Can you feed sweet potato as a treat for your horse instead of carrots? Kentucky Equine Research answers this question:

Both sweet potatoes and carrots can be offered to your horses as treats. Carrots contain about 88% water, while sweet potatoes have about 77%, making sweet potatoes slightly more nutrient-dense. Both are relatively poor sources of protein because of the high water content (carrot, 0.9%; sweet potato, 1.6%; as fed).

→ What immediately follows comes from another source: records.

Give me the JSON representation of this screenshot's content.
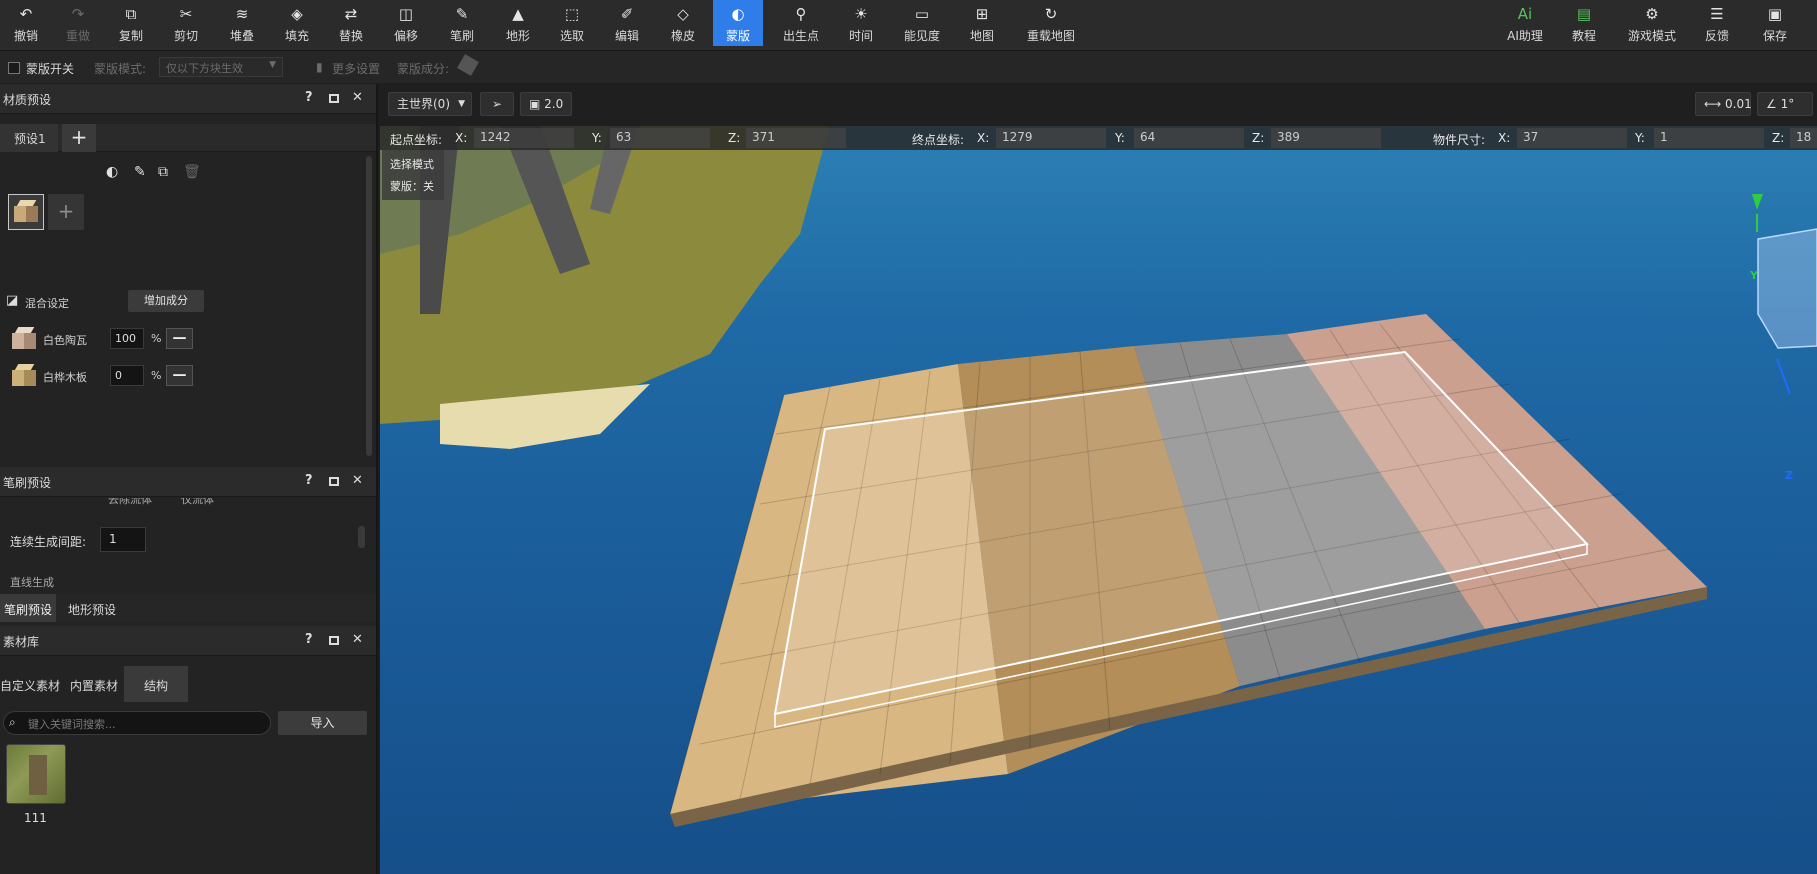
{
  "toolbar": {
    "items": [
      {
        "label": "撤销",
        "icon": "undo-icon"
      },
      {
        "label": "重做",
        "icon": "redo-icon"
      },
      {
        "label": "复制",
        "icon": "copy-icon"
      },
      {
        "label": "剪切",
        "icon": "cut-icon"
      },
      {
        "label": "堆叠",
        "icon": "stack-icon"
      },
      {
        "label": "填充",
        "icon": "fill-icon"
      },
      {
        "label": "替换",
        "icon": "replace-icon"
      },
      {
        "label": "偏移",
        "icon": "offset-icon"
      },
      {
        "label": "笔刷",
        "icon": "brush-icon"
      },
      {
        "label": "地形",
        "icon": "terrain-icon"
      },
      {
        "label": "选取",
        "icon": "select-icon"
      },
      {
        "label": "编辑",
        "icon": "edit-icon"
      },
      {
        "label": "橡皮",
        "icon": "eraser-icon"
      },
      {
        "label": "蒙版",
        "icon": "mask-icon"
      },
      {
        "label": "出生点",
        "icon": "spawn-point-icon"
      },
      {
        "label": "时间",
        "icon": "time-icon"
      },
      {
        "label": "能见度",
        "icon": "visibility-icon"
      },
      {
        "label": "地图",
        "icon": "map-icon"
      },
      {
        "label": "重载地图",
        "icon": "reload-icon"
      }
    ],
    "right_items": [
      {
        "label": "AI助理",
        "icon": "ai-assistant-icon"
      },
      {
        "label": "教程",
        "icon": "tutorial-icon"
      },
      {
        "label": "游戏模式",
        "icon": "game-mode-icon"
      },
      {
        "label": "反馈",
        "icon": "feedback-icon"
      },
      {
        "label": "保存",
        "icon": "save-icon"
      }
    ]
  },
  "maskbar": {
    "toggle_label": "蒙版开关",
    "mode_label": "蒙版模式:",
    "mode_value": "仅以下方块生效",
    "more_settings": "更多设置",
    "component_label": "蒙版成分:"
  },
  "material_panel": {
    "title": "材质预设",
    "help": "?",
    "close": "✕",
    "preset_tab": "预设1",
    "add_tab": "+",
    "mix_label": "混合设定",
    "add_component": "增加成分",
    "materials": [
      {
        "name": "白色陶瓦",
        "value": "100",
        "unit": "%"
      },
      {
        "name": "白桦木板",
        "value": "0",
        "unit": "%"
      }
    ]
  },
  "brush_panel": {
    "title": "笔刷预设",
    "help": "?",
    "close": "✕",
    "cut_text_1": "去除流体",
    "cut_text_2": "仅流体",
    "interval_label": "连续生成间距:",
    "interval_value": "1",
    "cut_text_3": "直线生成",
    "tab_brush": "笔刷预设",
    "tab_terrain": "地形预设"
  },
  "library_panel": {
    "title": "素材库",
    "help": "?",
    "close": "✕",
    "tab_custom": "自定义素材",
    "tab_builtin": "内置素材",
    "tab_structure": "结构",
    "search_placeholder": "键入关键词搜索...",
    "import": "导入",
    "item_name": "111"
  },
  "viewport": {
    "world": "主世界(0)",
    "speed": "2.0",
    "step": "0.01",
    "angle": "1°",
    "start_label": "起点坐标:",
    "start": {
      "x": "1242",
      "y": "63",
      "z": "371"
    },
    "end_label": "终点坐标:",
    "end": {
      "x": "1279",
      "y": "64",
      "z": "389"
    },
    "size_label": "物件尺寸:",
    "size": {
      "x": "37",
      "y": "1",
      "z": "18"
    },
    "mode_line1": "选择模式",
    "mode_line2": "蒙版：关",
    "lbl_x": "X:",
    "lbl_y": "Y:",
    "lbl_z": "Z:",
    "axis_y": "Y",
    "axis_z": "Z"
  },
  "colors": {
    "accent": "#2e7de9",
    "water": "#1a5d9a",
    "birch": "#d6b581",
    "oak": "#b8925a",
    "stone": "#8a8a8a",
    "terracotta": "#c8a090"
  }
}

The primary nutrient difference lies in the carbohydrate content of the two root vegetables. Although the fiber content (carrot, 2.8%; sweet potato, 3.0%; as fed) and the simple sugar content (carrot, 4.7%; sweet potato, 4.2%; as fed) are similar, sweet potatoes are much higher than carrots in starch (12.9% and 2.1%; as fed, respectively). Looking more closely at the type of starch in the sweet potatoes, 80% is rapidly digestible (enzymatic digestion), while only 11% is resistant starch (only fermentable by microbes). Sweet potatoes provide over twice the calories that carrots do (86 and 41 calories, respectively, per 100 g), mostly because of the difference in starch content. In this context, “as fed” refers to raw vegetables and “dry matter” to dehydrated vegetables.